Nalanda — A Site of The Great Monastic University Part-02

    • Nalanda , Bihar, India

Nalanda — A Site of The Great Monastic University Part-02 Continue from Part-01

At the time Hsuan Chwang stayed at Nalanda and studied with the abbot Shilabhadra, it was already a flourishing centre of learning. In many ways it seems to have been like a modern university. There was a rigorous oral entry examination conducted by erudite gatekeepers, and many students were turned away. To study or to have studied at Nalanda was a matter of great prestige. However, no degree was granted nor was a specific period of study required.

The monks' time, measured by a water clock, was divided between study and religious rites and practice. There were schools of study in which students received explanations by discourse, and there were also schools of debate, where the mediocre were often humbled, and the conspicuously talented distinguished. Accordingly, the elected abbot was generally the most learned man of the time.

The libraries were vast and widely renowned, although there is a legend of a malicious fire in which many of the texts were destroyed and irrevocably lost. The fire is said to have eventually been put out by a flood of water that poured from the texts on highest yoga tantra, kept in the topmost story.

During the Gupta age the practice and study of the mahayana, especially the madhyamaka, flourished. However, from 750 AD, in the Pala age, there was an increase in the study and propagation of the tantric teachings. This is evidenced by the famous pandit Abhayakaragupta, a renowned tantric practitioner who was simultaneously abbot of the Mahabodhi, Nalanda and Vikramashila monasteries. Also Naropa, later so important to the tantric lineages of the Tibetan traditions, was abbot of Nalanda in the years 1049- 57.

Much of the tradition of Nalanda had been carried into Tibet by the time of the muslim invasions of the twelfth century. While the monasteries of Odantapuri and Vikramashila were then destroyed, the buildings at Nalanda do not seem to have suffered extensive damage at that time, although most of the monks fled before the desecrating armies. In 1235 the Tibetan pilgrim Chag Lotsawa found a ninety-year- old teacher, Rahula Shribhadra, with a class of seventy students. Rahula Shribhadra managed to survive through the support of a local brahmin and did not leave until he had completed educating his last Tibetan student.

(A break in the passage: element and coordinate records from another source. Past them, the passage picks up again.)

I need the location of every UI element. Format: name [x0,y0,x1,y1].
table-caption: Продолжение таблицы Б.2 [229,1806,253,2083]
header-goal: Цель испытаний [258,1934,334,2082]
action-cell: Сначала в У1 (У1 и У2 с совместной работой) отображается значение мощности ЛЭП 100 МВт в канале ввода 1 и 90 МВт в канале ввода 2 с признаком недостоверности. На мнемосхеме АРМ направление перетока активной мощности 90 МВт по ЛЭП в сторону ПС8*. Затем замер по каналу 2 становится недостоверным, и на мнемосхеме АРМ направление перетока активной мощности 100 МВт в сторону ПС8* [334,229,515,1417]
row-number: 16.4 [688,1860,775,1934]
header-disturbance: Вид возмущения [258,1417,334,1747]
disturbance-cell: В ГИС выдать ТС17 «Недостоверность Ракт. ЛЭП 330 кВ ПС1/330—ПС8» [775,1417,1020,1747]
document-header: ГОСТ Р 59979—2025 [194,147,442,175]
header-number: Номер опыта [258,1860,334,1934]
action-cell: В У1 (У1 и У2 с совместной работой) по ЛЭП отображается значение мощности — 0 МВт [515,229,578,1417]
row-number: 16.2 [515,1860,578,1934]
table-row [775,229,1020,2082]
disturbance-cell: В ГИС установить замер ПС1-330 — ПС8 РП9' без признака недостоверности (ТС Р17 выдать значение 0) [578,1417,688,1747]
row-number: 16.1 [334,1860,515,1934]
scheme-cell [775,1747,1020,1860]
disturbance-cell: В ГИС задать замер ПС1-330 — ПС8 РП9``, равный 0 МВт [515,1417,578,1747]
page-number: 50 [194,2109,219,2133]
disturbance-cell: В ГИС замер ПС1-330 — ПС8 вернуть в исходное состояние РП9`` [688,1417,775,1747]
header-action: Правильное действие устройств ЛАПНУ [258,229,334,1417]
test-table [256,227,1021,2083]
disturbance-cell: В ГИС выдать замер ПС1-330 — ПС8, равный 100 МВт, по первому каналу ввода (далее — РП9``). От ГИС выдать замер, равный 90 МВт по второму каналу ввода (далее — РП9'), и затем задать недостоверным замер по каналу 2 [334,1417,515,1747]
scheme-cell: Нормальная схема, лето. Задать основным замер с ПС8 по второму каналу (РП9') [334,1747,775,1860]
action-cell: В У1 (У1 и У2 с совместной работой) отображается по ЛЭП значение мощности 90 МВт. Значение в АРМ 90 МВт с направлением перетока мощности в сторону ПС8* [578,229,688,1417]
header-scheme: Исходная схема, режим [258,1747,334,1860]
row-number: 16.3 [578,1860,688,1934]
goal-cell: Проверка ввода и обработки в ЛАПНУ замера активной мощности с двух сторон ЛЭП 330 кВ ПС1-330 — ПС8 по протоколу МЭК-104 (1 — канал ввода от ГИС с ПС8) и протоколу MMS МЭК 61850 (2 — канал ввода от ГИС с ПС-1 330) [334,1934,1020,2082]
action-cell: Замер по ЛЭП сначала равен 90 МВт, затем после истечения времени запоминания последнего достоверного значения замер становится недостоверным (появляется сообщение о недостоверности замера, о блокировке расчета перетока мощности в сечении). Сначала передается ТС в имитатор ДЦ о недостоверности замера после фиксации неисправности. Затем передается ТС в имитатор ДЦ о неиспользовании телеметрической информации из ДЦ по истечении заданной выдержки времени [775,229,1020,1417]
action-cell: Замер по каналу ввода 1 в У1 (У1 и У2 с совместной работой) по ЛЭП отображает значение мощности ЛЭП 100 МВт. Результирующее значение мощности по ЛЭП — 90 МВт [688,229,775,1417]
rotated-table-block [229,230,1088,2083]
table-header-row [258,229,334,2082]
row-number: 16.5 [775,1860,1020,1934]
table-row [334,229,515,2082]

Nalanda was perhaps most important for its mahayana activities. Under the guidance of Nagarjuna, formulator of the middle way, it eclipsed even the monastery at Bodhgaya. Aryadeva, Nagarjuna's principal disciple, held his famous debate with Maitrichita at Nalanda. Two further disciples of Nagarjuna to attain great fame in India were Chandrakirti and Shantideva, both students of Nalanda.

Arya Asanga, father of the lineage of extensive teachings and formulator of the mind-only school, also spent twelve years at Nalanda. His brother Vasubandhu, introduced to the mahayana by Asanga, became abbot after Asanga retired and taught to thousands. The great mahayana logician Dignaga, author of the Pramanasamuccaya, was another abbot at Nalanda. His excellent successor Dharmakirti, who defeated the renowned hindu scholar Shankaracharya in debate, also received his training at Nalanda. Also of this lineage, Kamalashila wrote most of his works at Nalanda. He and Shantiraksita, another renowned scholar of Nalanda, were among the very first teachers to carry the Dharma to Tibet.

A pilgrim to Nalanda today finds vast and well-excavated ruins, many of which are more substantial than the mere foundations remaining in other places. It is easier here to imagine the former glory of the monasteries and temples described by Hsuan Chwang. An adjacent museum houses many buddhist and hindu images from different ages, as well as other findings from the site. Nearby is the Nalanda Institute of Pali Studies, where a number of ordained and lay students have re-established a tradition of buddhist knowledge. While the range of study at this Institute is broader than its name might imply, it would be most appropriate if in the future the present holders of the direct traditions of Nalanda were able to reintroduce them there.